- Born: 18 April 1979 (age 47) Cambridge, England
- Occupations: TV and radio presenter football journalist podcaster
- Employer(s): BBC London 94.9 (December 2006 – March 2008) Soccer AM (August 2008 – 2015) Talksport BBC Radio 5 Live The Guardian Stan Sport
- Years active: 2006–current
- Genre: Sports
- Subject: Association football
- Notable work: Football Weekly
- Website: maxrushden.com

= Max Rushden =

British sports broadcaster (born 1979)

Max Paul Rushden (born 18 April 1979) is an English radio and television presenter and the current host of The Guardians Football Weekly podcast.

==Career==
Rushden's first presenting role was BBC London 94.9's breakfast show from December 2006 to March 2008. He turned down an offer to become a Blue Peter presenter to instead present the Saturday morning Sky Sports show Soccer AM alongside Helen Chamberlain from August 2008 until 2015. After leaving Soccer AM, he hosted a weekly Sunday show with Barry Glendenning on Talksport, before adding a Saturday morning show alongside comedian Charlie Baker.
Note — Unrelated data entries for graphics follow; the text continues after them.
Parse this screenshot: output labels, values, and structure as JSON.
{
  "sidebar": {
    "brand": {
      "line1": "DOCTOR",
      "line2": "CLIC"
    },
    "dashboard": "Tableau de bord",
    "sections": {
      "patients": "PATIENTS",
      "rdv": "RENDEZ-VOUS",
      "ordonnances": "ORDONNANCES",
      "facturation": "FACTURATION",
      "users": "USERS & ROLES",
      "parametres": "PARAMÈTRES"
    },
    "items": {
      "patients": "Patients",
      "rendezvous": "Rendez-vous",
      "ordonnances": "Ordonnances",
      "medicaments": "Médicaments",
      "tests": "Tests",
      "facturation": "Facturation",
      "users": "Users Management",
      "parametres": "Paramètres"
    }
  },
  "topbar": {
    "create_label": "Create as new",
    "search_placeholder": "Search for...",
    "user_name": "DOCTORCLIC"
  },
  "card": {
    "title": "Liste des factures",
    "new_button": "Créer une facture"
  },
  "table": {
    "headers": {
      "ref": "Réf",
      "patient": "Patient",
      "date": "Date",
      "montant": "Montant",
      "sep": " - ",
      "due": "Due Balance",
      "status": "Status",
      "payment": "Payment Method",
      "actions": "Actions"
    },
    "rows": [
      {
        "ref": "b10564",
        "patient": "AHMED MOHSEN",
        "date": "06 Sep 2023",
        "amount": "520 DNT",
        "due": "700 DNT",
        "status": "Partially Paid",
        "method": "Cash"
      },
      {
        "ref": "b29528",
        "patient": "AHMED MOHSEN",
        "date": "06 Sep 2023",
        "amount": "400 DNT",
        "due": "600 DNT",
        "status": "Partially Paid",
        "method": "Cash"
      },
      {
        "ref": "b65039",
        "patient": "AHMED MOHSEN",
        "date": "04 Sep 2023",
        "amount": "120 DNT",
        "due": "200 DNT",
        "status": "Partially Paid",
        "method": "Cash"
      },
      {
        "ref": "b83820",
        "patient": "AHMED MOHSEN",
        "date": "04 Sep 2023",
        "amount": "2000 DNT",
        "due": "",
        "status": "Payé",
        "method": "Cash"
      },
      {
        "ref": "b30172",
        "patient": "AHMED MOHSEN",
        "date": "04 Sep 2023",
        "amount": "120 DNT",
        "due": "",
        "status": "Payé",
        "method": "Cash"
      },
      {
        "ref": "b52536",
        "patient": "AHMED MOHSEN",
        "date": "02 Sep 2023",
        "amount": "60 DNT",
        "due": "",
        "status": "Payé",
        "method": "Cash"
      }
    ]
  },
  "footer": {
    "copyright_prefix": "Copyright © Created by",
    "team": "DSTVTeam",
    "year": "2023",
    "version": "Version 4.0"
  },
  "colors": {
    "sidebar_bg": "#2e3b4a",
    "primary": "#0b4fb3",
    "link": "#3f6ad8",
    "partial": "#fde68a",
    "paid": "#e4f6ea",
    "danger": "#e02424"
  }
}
He has also occasionally worked for BBC Radio 5 Live. He was a regular substitute presenter for James Richardson on Football Weekly, before becoming its main host in 2017 after Richardson quit to launch rival The Totally Football Show.

Rushden explains that the show "ranges from proper analysis of what has happened on the pitch in the UK and around Europe, to commentary about serious issues off it, balanced with some complete nonsense."
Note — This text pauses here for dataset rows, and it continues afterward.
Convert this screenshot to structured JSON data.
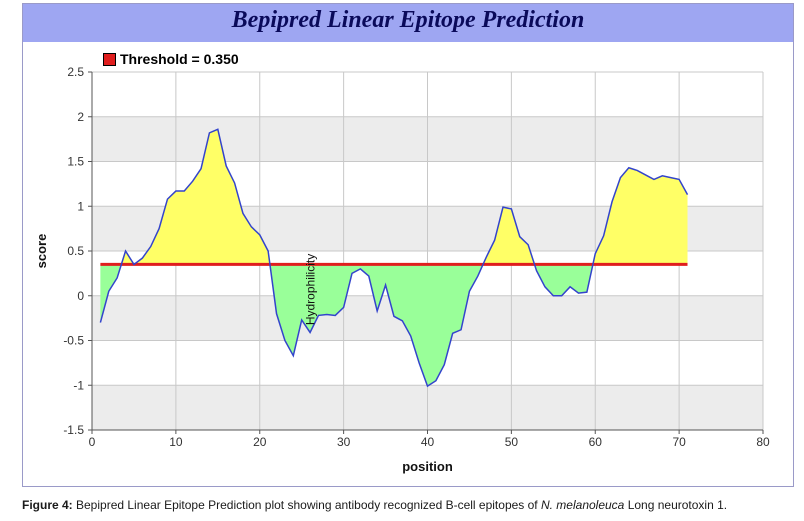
{
  "chart_data": {
    "type": "area",
    "title": "Bepipred Linear Epitope Prediction",
    "xlabel": "position",
    "ylabel": "score",
    "annotation": "Hydrophilicity",
    "legend": [
      {
        "label": "Threshold = 0.350",
        "color": "#e01e1e"
      }
    ],
    "legend_position": "top-left",
    "threshold": 0.35,
    "xlim": [
      0,
      80
    ],
    "ylim": [
      -1.5,
      2.5
    ],
    "xticks": [
      0,
      10,
      20,
      30,
      40,
      50,
      60,
      70,
      80
    ],
    "yticks": [
      2.5,
      2,
      1.5,
      1,
      0.5,
      0,
      -0.5,
      -1,
      -1.5
    ],
    "ytick_labels": [
      "2.5",
      "2",
      "1.5",
      "1",
      "0.5",
      "0",
      "-0.5",
      "-1",
      "-1.5"
    ],
    "grid": true,
    "colors": {
      "line": "#3344cc",
      "threshold": "#e01e1e",
      "above": "#ffff66",
      "below": "#99ff99",
      "band": "#ececec",
      "grid": "#c8c8c8"
    },
    "x": [
      1,
      2,
      3,
      4,
      5,
      6,
      7,
      8,
      9,
      10,
      11,
      12,
      13,
      14,
      15,
      16,
      17,
      18,
      19,
      20,
      21,
      22,
      23,
      24,
      25,
      26,
      27,
      28,
      29,
      30,
      31,
      32,
      33,
      34,
      35,
      36,
      37,
      38,
      39,
      40,
      41,
      42,
      43,
      44,
      45,
      46,
      47,
      48,
      49,
      50,
      51,
      52,
      53,
      54,
      55,
      56,
      57,
      58,
      59,
      60,
      61,
      62,
      63,
      64,
      65,
      66,
      67,
      68,
      69,
      70,
      71
    ],
    "y": [
      -0.3,
      0.05,
      0.2,
      0.5,
      0.35,
      0.42,
      0.55,
      0.75,
      1.08,
      1.17,
      1.17,
      1.28,
      1.42,
      1.82,
      1.86,
      1.45,
      1.26,
      0.92,
      0.77,
      0.68,
      0.5,
      -0.2,
      -0.5,
      -0.67,
      -0.27,
      -0.41,
      -0.22,
      -0.21,
      -0.22,
      -0.13,
      0.25,
      0.3,
      0.22,
      -0.17,
      0.12,
      -0.23,
      -0.28,
      -0.45,
      -0.75,
      -1.01,
      -0.95,
      -0.77,
      -0.42,
      -0.38,
      0.05,
      0.22,
      0.43,
      0.62,
      0.99,
      0.97,
      0.66,
      0.57,
      0.28,
      0.1,
      0.0,
      0.0,
      0.1,
      0.03,
      0.04,
      0.47,
      0.67,
      1.05,
      1.32,
      1.43,
      1.4,
      1.35,
      1.3,
      1.34,
      1.32,
      1.3,
      1.13
    ]
  },
  "caption": {
    "label": "Figure 4:",
    "text1": " Bepipred Linear Epitope Prediction plot showing antibody recognized B-cell epitopes of ",
    "species": "N. melanoleuca",
    "text2": " Long neurotoxin 1."
  }
}
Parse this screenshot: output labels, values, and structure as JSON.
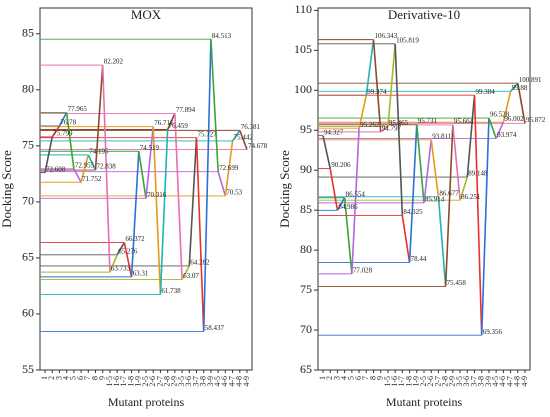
{
  "chart_data": [
    {
      "type": "line",
      "title": "MOX",
      "x_label": "Mutant proteins",
      "y_label": "Docking Score",
      "categories": [
        "1",
        "2",
        "3",
        "4",
        "5",
        "6",
        "7",
        "8",
        "9",
        "1-5",
        "1-6",
        "1-7",
        "1-8",
        "1-9",
        "2-5",
        "2-6",
        "2-7",
        "2-8",
        "2-9",
        "3-5",
        "3-6",
        "3-7",
        "3-8",
        "3-9",
        "4-5",
        "4-6",
        "4-7",
        "4-8",
        "4-9"
      ],
      "values": [
        72.608,
        75.799,
        76.78,
        77.965,
        72.955,
        71.752,
        74.195,
        72.838,
        82.202,
        63.733,
        65.276,
        66.372,
        63.31,
        74.519,
        70.316,
        76.716,
        61.738,
        76.459,
        77.894,
        63.07,
        64.282,
        75.727,
        58.437,
        84.513,
        72.699,
        70.53,
        75.442,
        76.381,
        74.678
      ],
      "colors": [
        "#555555",
        "#e8312f",
        "#2f6fd8",
        "#3aa33a",
        "#b565e0",
        "#e69a1c",
        "#1bb5b5",
        "#8b4a2b",
        "#e86fb0",
        "#9fba2a"
      ],
      "ylim": [
        55,
        87.3
      ],
      "yticks": [
        55,
        60,
        65,
        70,
        75,
        80,
        85
      ]
    },
    {
      "type": "line",
      "title": "Derivative-10",
      "x_label": "Mutant proteins",
      "y_label": "Docking Score",
      "categories": [
        "1",
        "2",
        "3",
        "4",
        "5",
        "6",
        "7",
        "8",
        "9",
        "1-5",
        "1-6",
        "1-7",
        "1-8",
        "1-9",
        "2-5",
        "2-6",
        "2-7",
        "2-8",
        "2-9",
        "3-5",
        "3-6",
        "3-7",
        "3-8",
        "3-9",
        "4-5",
        "4-6",
        "4-7",
        "4-8",
        "4-9"
      ],
      "values": [
        94.327,
        90.206,
        84.986,
        86.554,
        77.028,
        95.262,
        99.374,
        106.343,
        94.797,
        95.465,
        105.819,
        84.325,
        78.44,
        95.731,
        85.914,
        93.811,
        86.677,
        75.458,
        95.664,
        86.251,
        89.148,
        99.384,
        69.356,
        96.528,
        93.974,
        96.002,
        99.88,
        100.891,
        95.872
      ],
      "colors": [
        "#555555",
        "#e8312f",
        "#2f6fd8",
        "#3aa33a",
        "#b565e0",
        "#e69a1c",
        "#1bb5b5",
        "#8b4a2b",
        "#e86fb0",
        "#9fba2a"
      ],
      "ylim": [
        65,
        110.3
      ],
      "yticks": [
        65,
        70,
        75,
        80,
        85,
        90,
        95,
        100,
        105,
        110
      ]
    }
  ]
}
In 2010, Rushden appeared in the music video for Love Love by Scottish singer Amy Macdonald. He also played the clarinet on stage during her show at Hammersmith Apollo in October.

In 2021, Rushden signed with Australian UEFA competitions broadcaster Stan Sport to host their football coverage. In October 2024, Rushden began hosting a new weekly show covering the A-League Men called The A-Leagues Download. He was also a regular panellist on Network 10's The Project from 2024.

In August 2024, Rushden launched the podcast 'What Did You Do Yesterday?' with Irish comedian and broadcaster David O'Doherty.

==Personal life==
Rushden and the rest of his family changed their surname from Rubenstein when Rushden was six years old, due to antisemitic threats. Rushden is a lifelong fan of Cambridge United.

Rushden is currently based in Melbourne, Australia with his wife, author Jaime Bruce, and their two children. He plays for the Melbourne University "Bohemians" (over-35s) team, in Football Victoria's Metropolitan League.

In January 2023, Rushden's home was broken into. His Subaru car was stolen, and his company credit card was used to spend $84 at a South Melbourne McDonald's. His car was located by the police and returned to him in March 2023.